Emily Dickinson, any dozen you like.
3. Onwards!
“Paradise Lost” is a priority, once you feel acquainted with blank verse via Shakespeare. Not for the plot or characters, but for Milton’s awe inspiring use of the language, the way he gives words new shapes. To be a native English speaker and never read Paradise Lost is a terrible missed opportunity. I also love the poetry of Wordsworth, Wallace Stevens, and in translation, Neruda and Lorca. For philosophy, why not continue with Hume, Richard Rorty and some of the Existentialists/Absurdists like Satre and Camus; look into science as well, with Feynman’s “Six Easy Pieces” and something like “The Elegant Universe” or “The Blank Slate”. And for literature, the vast works still wait, such as Proust’s “In Search of Lost Time”, and Joyce’s “Ulysses”.
As your taste and knowledge start to grow, you start to realise how much is out there, how much there is to learn, and that your problem is how little time you have, not how much.
Daniel



7 Comments
December 21, 2006 at 7:07 pm
Interesting indeed yes. Thanks Daniel. I recently read Haruki Murakami’s ‘Sputnik Sweetheart’. He has such a way with metaphors. I shall find a copy of Norwegian Wood next
December 22, 2006 at 2:11 am
For fun, read Norwegian Wood AT Norwegian Wood (the cafe) off Roosevelt Road Sec 4. A good book in an interesting neighbourhood
December 22, 2006 at 3:14 pm
Re: your fiction choices — I also like GK Chesterton very much, but disagree with you on Murakami. I think he is a terrible writer. For short stories, my current favorite is Irwin Shaw’s (try his stories in “Five Decades”)…
December 22, 2006 at 4:22 pm
Hi Plahplah, I’ll have a look for Shaw. Why don’t you like Murakami? Conversational style? Lack of substance?
December 22, 2006 at 8:12 pm
no… not the meandering personal narrative that is bothersome. in fact, the style makes his books really easy to get into which i suspect is the reason so many people read his books. and there are some scenes, especially the sex scenes
, which are hard to put down. it’s nice that he is dealing with modern people and the kind of void and aimlessness that we feel, but overall, i feel the plot and character devpmt are very weak. the main characters seem to wander through life fantasizing, and the few actions they take bear no consequence outside or inside. how can we know who they are if nothing is at stake?
December 28, 2006 at 12:34 am
Paradise Lost–definitely a must-read. (Though I imagine some people will be muttering under their breaths as they work through it.) What do you think of T.S. Eliot’s “Love Song of J. Alfred Prufrock”? I like it a lot (and it’s much more accessible than “The Wasteland”), but I know some people aren’t so fond of it.
December 28, 2006 at 2:41 pm
Yes, Thuicc, I really like Prufrock.
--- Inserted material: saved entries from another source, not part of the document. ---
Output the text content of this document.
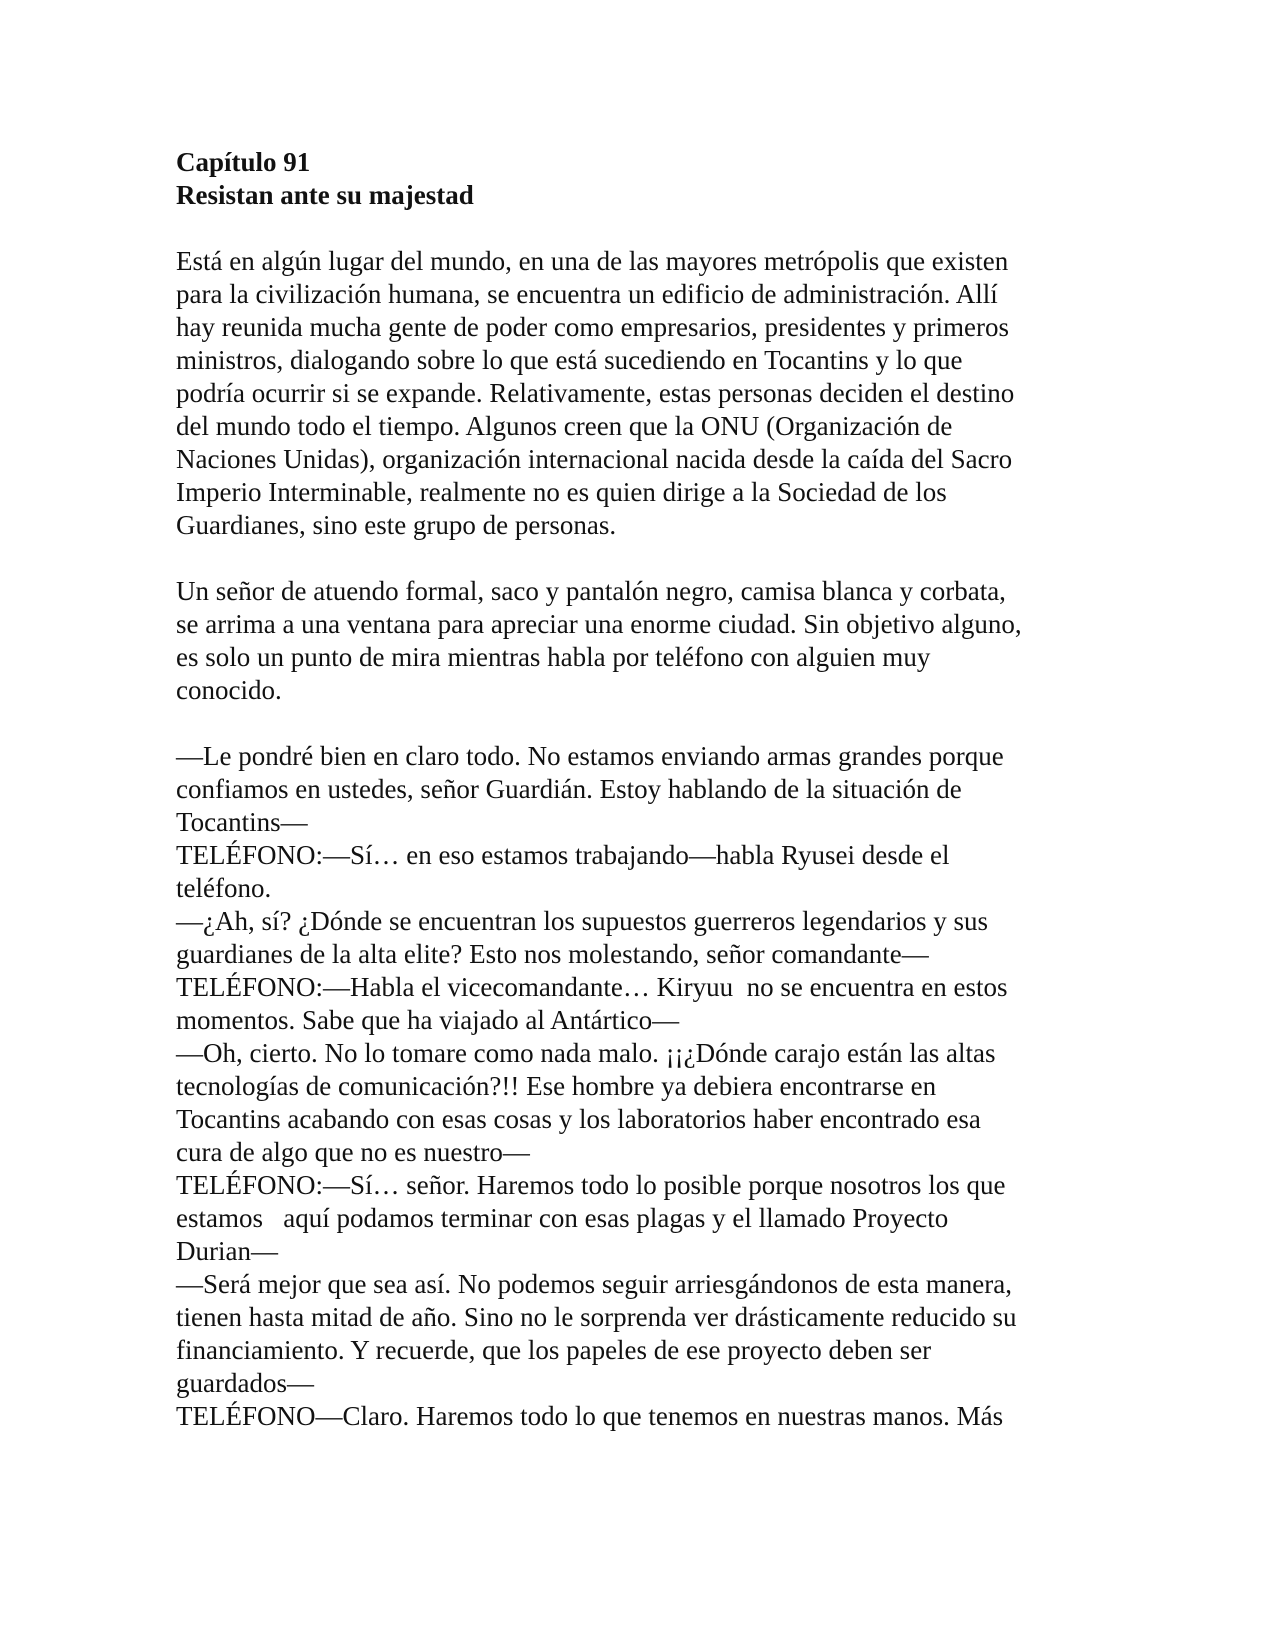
Capítulo 91
Resistan ante su majestad
Está en algún lugar del mundo, en una de las mayores metrópolis que existen
para la civilización humana, se encuentra un edificio de administración. Allí
hay reunida mucha gente de poder como empresarios, presidentes y primeros
ministros, dialogando sobre lo que está sucediendo en Tocantins y lo que
podría ocurrir si se expande. Relativamente, estas personas deciden el destino
del mundo todo el tiempo. Algunos creen que la ONU (Organización de
Naciones Unidas), organización internacional nacida desde la caída del Sacro
Imperio Interminable, realmente no es quien dirige a la Sociedad de los
Guardianes, sino este grupo de personas.
Un señor de atuendo formal, saco y pantalón negro, camisa blanca y corbata,
se arrima a una ventana para apreciar una enorme ciudad. Sin objetivo alguno,
es solo un punto de mira mientras habla por teléfono con alguien muy
conocido.
—Le pondré bien en claro todo. No estamos enviando armas grandes porque
confiamos en ustedes, señor Guardián. Estoy hablando de la situación de
Tocantins—
TELÉFONO:—Sí… en eso estamos trabajando—habla Ryusei desde el
teléfono.
—¿Ah, sí? ¿Dónde se encuentran los supuestos guerreros legendarios y sus
guardianes de la alta elite? Esto nos molestando, señor comandante—
TELÉFONO:—Habla el vicecomandante… Kiryuu  no se encuentra en estos
momentos. Sabe que ha viajado al Antártico—
—Oh, cierto. No lo tomare como nada malo. ¡¡¿Dónde carajo están las altas
tecnologías de comunicación?!! Ese hombre ya debiera encontrarse en
Tocantins acabando con esas cosas y los laboratorios haber encontrado esa
cura de algo que no es nuestro—
TELÉFONO:—Sí… señor. Haremos todo lo posible porque nosotros los que
estamos   aquí podamos terminar con esas plagas y el llamado Proyecto
Durian—
—Será mejor que sea así. No podemos seguir arriesgándonos de esta manera,
tienen hasta mitad de año. Sino no le sorprenda ver drásticamente reducido su
financiamiento. Y recuerde, que los papeles de ese proyecto deben ser
guardados—
TELÉFONO—Claro. Haremos todo lo que tenemos en nuestras manos. Más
I think I prefer the Preludes, as Prufrock has a bit of the clever-clever tendency that I dislike in some of the poets of that period (William Carlos Williams, for example, though Stevens is so beyond clever-clever that I can’t complain about him). What’s of course technically interesting about TS Eliot is the formal poetic devices that he hides in his lines – Prufrock has a repeating three line device of two very poetic lines followed by a disappointment.